My art is in transition. I’ve taken up residence in the intersection of several fiber arts: hooked rugs, embroidery, tatting, knitting, among others. I have come to understand more about the ways in which fiber art can express issues at the core of my identity: the youngest of seven, a nurse, a woman, a mother. Historically feminine art methods seem well suited to express feminine life and work experiences.
My works have moved from a series of projects generated from perpetually shifting attention to work centered on the theme of bringing a voice to the work of nursing. I began the study and professional practice of art in the MFA program at the University of Delaware in fall 2022. My plan was to explore the use of color and design in new ways in hooked rugs. At the same time, as I began another semester of teaching undergraduate nurses, I witnessed nurses and others return to pre-pandemic practices. The idea of picking up where we left off, as if the pandemic was a mere speed bump, became unacceptable. The opportunity to express my frustration, concerns, and hopes through art in the MFA program became a gift I had not expected.

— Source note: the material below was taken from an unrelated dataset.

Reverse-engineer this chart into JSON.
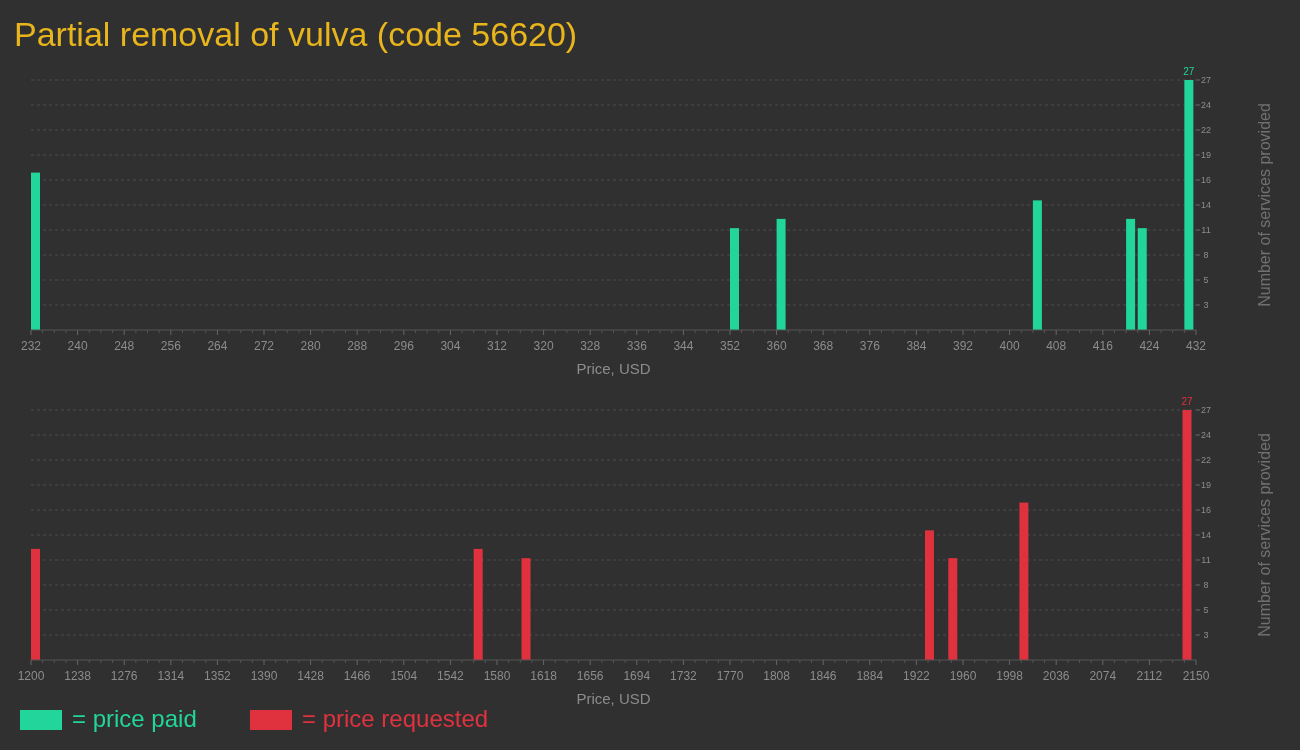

I affix memories of the essential elements of life to my early rugs: three-dimensional representations of animals, plants, Celtic symbols, abstract impressions of landscapes and topographical maps of Iceland and Mount Desert Island. The layering of geometry on impressionistic images that I create juxtaposes certainty and uncertainty, measurement and abstraction, boundaries and expanses.
My artistic sensibility honors the history of a craft that furnished a home with economical humility. In the early North American tradition, strips from worn woolen suits and skirts served as the medium to warm the floors and cover the beds. I build on this antique practice and others through modern interpretations and colorful expressions.